Top and Bottom of the NFL: Week 8

Power rankings. You hate them. They’re so arbitrary and pointless, especially when they include all 32 NFL teams. All you want to know after a good week of NFL action is who the bestest team in the NFL right now, and which one is the absolute worst. The one so awful, Charlie Sheen would happily toss it into a closet and hope no one discovers it as he runs nude laps around the hotel floor. That’s why we have TOP AND BOTTOM OF THE NFL, where we go to great lengths to tell you who’s the top dog in football right now, this very minute. LET’S GO!

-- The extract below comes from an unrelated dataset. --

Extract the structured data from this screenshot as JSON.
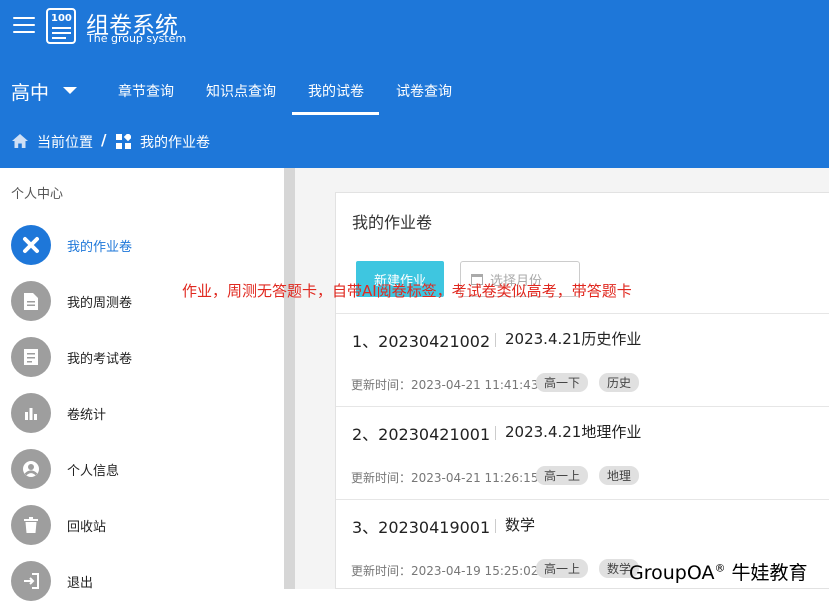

THE TOP: New England Patriots

Guhhhhhhhhhhhh. This Randy Moss trade has made the Patriots impossibly annoying once more. Every Pats fan in the universe is walking around now with a smug look of satisfaction on their face, screaming to anyone passing by that the Pats are finally back to being the Pats of old and letting you know their team is way smarter than yours. And this is true.

The Patriots are back to playing fundamentally good football and being content to let other teams fall to pieces in the face of their unyielding levelheadedness. Twice yesterday, New England was the beneficiary of two huge freak plays, the first being Brandon Tate’s remarkable TD catch that somehow went through the closing hands of Vikings safety Madieu Williams, the second being Devin McCourty’s pick that bounced off of Percy Harvin’s body.

Both are the kinds of goofy plays that only seem to happen to the likes of the Pats and Colts: Very well-run teams that earn their luck by being that much more aware than the team they’re playing. God, I hate them.

THE BOTTOM: Buffalo Bills

This poor, poor team. Every week they give their all, but it’s never enough because they’re so uniformly terrible. They don’t deserve to be here in the bottom. Not when Dallas and Minnesota are busy being the two worst coached teams in the history of the universe.

Alas, these Bills are still winless. They couldn’t even manage a TIE. They were so close to half-winning against the Chiefs. At least it wouldn’t have been a loss! But there was Ryan Succop at the end, kicking the Bills while they were already down. I just want to take the Bills in and feed them some hot chicken stock. And now they have to go play in Canada! They’re like a police detective that’s been assigned to Alaska despite being a nice person.

I will say this about Buffalo, though: They aren’t going 0-16. I guarantee it. They’ll win a game somewhere before the end of this year. And when they get that win, well then you Cowboys best put on your finest basement-dwellin’ gear.